Such considerations are important, because often we are interested in
constraining the maximum error of many different random variables -- say, $K$
class base rates, $P(c)=p_c$ -- with the same accuracy $\epsilon$. This can be
accomplished by the union bound:
\begin{eqnarray}
P( X_1\cup X_2 \cup X_3 \cdots X_N) & \le & \sum_{i=1}^N P(X_i)
\end{eqnarray}
So that, if we want to write the probability that any of our mean base rate
estimates, for some ``poll'' with $K$ possibilities is incorrect by a factor
greater than $\epsilon$, we can write:
\begin{eqnarray*}
P( \vert \hat{\mu}_{N_1}-p_1 \vert \ge \epsilon \cup \vert \hat{\mu}_{N_2}-p_2
\vert \ge \epsilon \cup \dots \vert \hat{\mu}_{N_K}-p_K \vert \ge \epsilon )
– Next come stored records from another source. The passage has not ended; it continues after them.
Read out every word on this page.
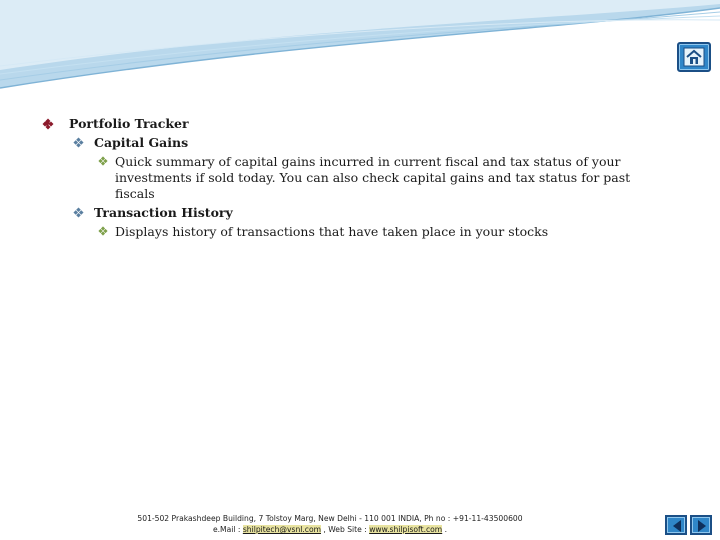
Portfolio Tracker
Capital Gains
Quick summary of capital gains incurred in current fiscal and tax status of your investments if sold today. You can also check capital gains and tax status for past fiscals
Transaction History
Displays history of transactions that have taken place in your stocks
501-502 Prakashdeep Building, 7 Tolstoy Marg, New Delhi - 110 001 INDIA, Ph no : +91-11-43500600
e.Mail : shilpitech@vsnl.com , Web Site : www.shilpisoft.com .
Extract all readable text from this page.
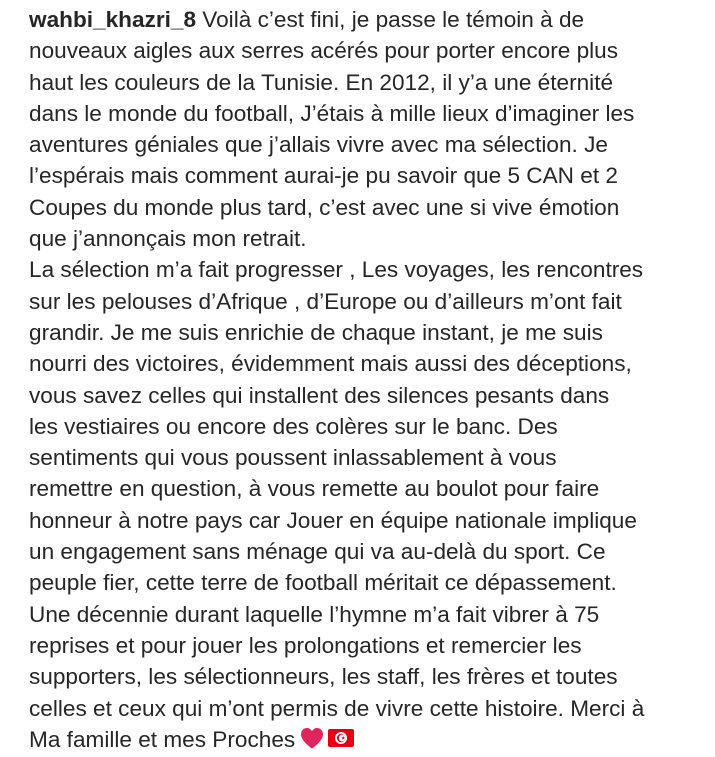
wahbi_khazri_8 Voilà c’est fini, je passe le témoin à de
nouveaux aigles aux serres acérés pour porter encore plus
haut les couleurs de la Tunisie. En 2012, il y’a une éternité
dans le monde du football, J’étais à mille lieux d’imaginer les
aventures géniales que j’allais vivre avec ma sélection. Je
l’espérais mais comment aurai-je pu savoir que 5 CAN et 2
Coupes du monde plus tard, c’est avec une si vive émotion
que j’annonçais mon retrait.
La sélection m’a fait progresser , Les voyages, les rencontres
sur les pelouses d’Afrique , d’Europe ou d’ailleurs m’ont fait
grandir. Je me suis enrichie de chaque instant, je me suis
nourri des victoires, évidemment mais aussi des déceptions,
vous savez celles qui installent des silences pesants dans
les vestiaires ou encore des colères sur le banc. Des
sentiments qui vous poussent inlassablement à vous
remettre en question, à vous remette au boulot pour faire
honneur à notre pays car Jouer en équipe nationale implique
un engagement sans ménage qui va au-delà du sport. Ce
peuple fier, cette terre de football méritait ce dépassement.
Une décennie durant laquelle l’hymne m’a fait vibrer à 75
reprises et pour jouer les prolongations et remercier les
supporters, les sélectionneurs, les staff, les frères et toutes
celles et ceux qui m’ont permis de vivre cette histoire. Merci à
Ma famille et mes Proches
& \le & \sum_{c=1}^K P(\vert \hat{\mu}_{N_c}-p_c \vert \ge \epsilon)\\
\delta &\le & \sum_{c=1}^K \delta_c
\end{eqnarray*}
Assuming the same confidence for every independent class bound, we get:
\begin{eqnarray}
\delta &\le & \sum_{c=1}^K \delta_c \le 2Ke^{-\theta^2 \mu/3}
\end{eqnarray}
which implies:
\begin{eqnarray}
N & \ge & \frac{3}{\epsilon^2}\log(\frac{2K}{\delta})
\end{eqnarray}
So to bound the maximum of $K$ different statistics, or base rates with the
same accuracy $\epsilon$, with some confidence $\delta$, we essentially send
$\delta \to K \delta$ from a single binomial test; and, since the Chernoff
scales logarithmically, this is not such a big deal!